Bye for now. This means I won't be posting comments until Friday. Going dark -- unplugging from the Net.

CNN Wire Staff
October 10, 2010 4:06 p.m. EDT
Watch Larry King's exclusive interview with Hamid Karzai's on "Larry King Live" at 9 p.m. ET Monday.

(CNN) -- Attempting to advance his nation's peace progress with insurgents, Afghan President Hamid Karzai said unofficial negotiations with the Taliban have been taking place and hopes the formation of a peace council will further those efforts.

"We have been talking to the Taliban as countryman to countryman, talk in that manner," Karzai told CNN's "Larry King Live" in an interview scheduled to air Monday night. "Not as a regular official contact with the Taliban with a fixed address, but rather unofficial personal contacts have been going on for quite some time."

In excerpts of the interview released Sunday, Karzai also spoke on the High Peace Council, an initiative headed by former Afghan President Buhanuddin Rabbani and tasked with boosting negotiations with Taliban insurgents.

"The Taliban, those of whom who are Afghans and the sons of Afghan soil, who have been driven to violence by various factors beyond their control and beyond ours caused by circumstances in Afghanistan, we want them to come back to their country," Karzai said. "They are like kids who have run away ... from the family.
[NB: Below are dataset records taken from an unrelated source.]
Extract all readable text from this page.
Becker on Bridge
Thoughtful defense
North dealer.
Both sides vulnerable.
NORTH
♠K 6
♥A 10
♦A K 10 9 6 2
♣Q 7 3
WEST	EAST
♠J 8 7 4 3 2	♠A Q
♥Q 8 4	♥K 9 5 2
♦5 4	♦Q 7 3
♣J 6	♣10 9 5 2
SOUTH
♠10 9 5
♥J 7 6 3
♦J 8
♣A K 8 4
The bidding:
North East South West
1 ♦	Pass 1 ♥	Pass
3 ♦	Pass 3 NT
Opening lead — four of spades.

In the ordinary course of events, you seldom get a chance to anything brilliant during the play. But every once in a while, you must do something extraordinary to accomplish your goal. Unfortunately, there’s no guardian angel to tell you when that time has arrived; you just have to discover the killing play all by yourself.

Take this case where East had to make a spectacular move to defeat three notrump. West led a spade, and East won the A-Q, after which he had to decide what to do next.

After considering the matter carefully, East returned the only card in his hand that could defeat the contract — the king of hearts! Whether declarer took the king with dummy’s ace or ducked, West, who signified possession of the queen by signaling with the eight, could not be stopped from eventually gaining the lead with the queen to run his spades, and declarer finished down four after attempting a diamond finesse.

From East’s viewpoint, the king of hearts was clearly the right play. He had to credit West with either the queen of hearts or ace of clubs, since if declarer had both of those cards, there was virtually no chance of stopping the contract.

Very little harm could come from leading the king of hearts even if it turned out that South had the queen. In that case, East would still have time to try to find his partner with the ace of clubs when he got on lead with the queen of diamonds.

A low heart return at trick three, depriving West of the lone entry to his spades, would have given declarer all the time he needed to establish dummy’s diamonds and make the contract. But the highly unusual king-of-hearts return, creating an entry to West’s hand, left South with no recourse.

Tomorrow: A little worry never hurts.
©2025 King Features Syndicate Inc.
The family should try to bring them back and give them better discipline and incorporate them back into their family and society. President Rabbani assuming chairmanship today of the peace council is exactly in that spirit."

However, the Afghan government will work against groups like al Qaeda, he said. "But those who are a part of al Qaeda and the other terrorist networks who are ideologically against us or who are working against Afghanistan knowingly and out of the purpose of hatred and enmity -- those of course we have to work against. Whether they are against Afghanistan or whether they are al Qaeda and the terrorist war against the United States or our neighbors in Pakistan, those of course cannot be accepted."

Karzai's remarks about the unofficial contacts with the Taliban came when the president was asked about a Washington Post report that secret high-level talks between the government and the Taliban were underway.

"Now that the peace council has come into existence, these talks will go on, and will go on officially and more rigorously, I hope," Karzai said.